As noted in the references section, there are a number of sites that you can visit with your scraper which will assess its configuration and how likely it is to be tagged as a bot. To facilitate this process, I have created a Test Scraper that visits these sites and takes snapshots of the results. It generates screenshots with the suffix '.test.png', which are gitignored.

You can run this assessment in the standard way. Here is an example run:

$ npm run scrape -- -s test

> scraper@2.0.0 scrape
> ts-node -P tsconfig.buildScripts.json scrape.ts "-s" "test"
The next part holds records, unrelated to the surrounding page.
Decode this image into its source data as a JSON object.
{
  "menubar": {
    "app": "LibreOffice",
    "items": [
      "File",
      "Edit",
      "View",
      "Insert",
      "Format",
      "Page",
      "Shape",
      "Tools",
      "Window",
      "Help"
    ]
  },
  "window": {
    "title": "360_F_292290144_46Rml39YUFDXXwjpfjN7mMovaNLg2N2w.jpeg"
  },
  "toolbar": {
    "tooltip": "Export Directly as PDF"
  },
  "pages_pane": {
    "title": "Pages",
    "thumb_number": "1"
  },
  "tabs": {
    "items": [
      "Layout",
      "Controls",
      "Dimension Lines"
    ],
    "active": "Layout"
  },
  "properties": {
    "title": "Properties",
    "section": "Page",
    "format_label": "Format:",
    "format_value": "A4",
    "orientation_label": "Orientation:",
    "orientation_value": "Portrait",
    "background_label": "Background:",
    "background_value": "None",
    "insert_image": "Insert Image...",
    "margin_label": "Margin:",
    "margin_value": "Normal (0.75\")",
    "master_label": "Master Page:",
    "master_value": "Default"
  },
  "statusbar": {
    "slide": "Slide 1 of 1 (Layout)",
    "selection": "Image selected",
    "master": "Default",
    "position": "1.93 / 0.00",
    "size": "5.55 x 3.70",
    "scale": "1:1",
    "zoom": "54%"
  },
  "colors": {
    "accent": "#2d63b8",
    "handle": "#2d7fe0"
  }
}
11:56:02 WARN TEST Launching TEST scraper
11:56:02 INFO TEST Run checkStealthUsage()
11:56:14 INFO TEST Screenshot at: test-stealthUsage.test.png
11:56:14 INFO TEST Run checkRequestHeaders()
11:56:25 INFO TEST Screenshot at: test-headers.test.png
11:56:25 INFO TEST Run checkBrowserFingerPrint()
11:56:36 INFO TEST Screenshot at: test-browserFingerPrint.test.png
11:56:36 INFO TEST Run checkBotChallenge()
11:57:31 INFO TEST Screenshot at: test-botChallenge.test.png
11:57:31 INFO TEST Run checkProxyVPN()
11:57:40 INFO TEST Screenshot at: test-proxyvpn.test.png
11:57:40 INFO TEST Wrote 0 listings.
11:57:40 INFO TEST Wrote statistics.

We can run this periodically to see if our scraper system is "reasonably lifelike".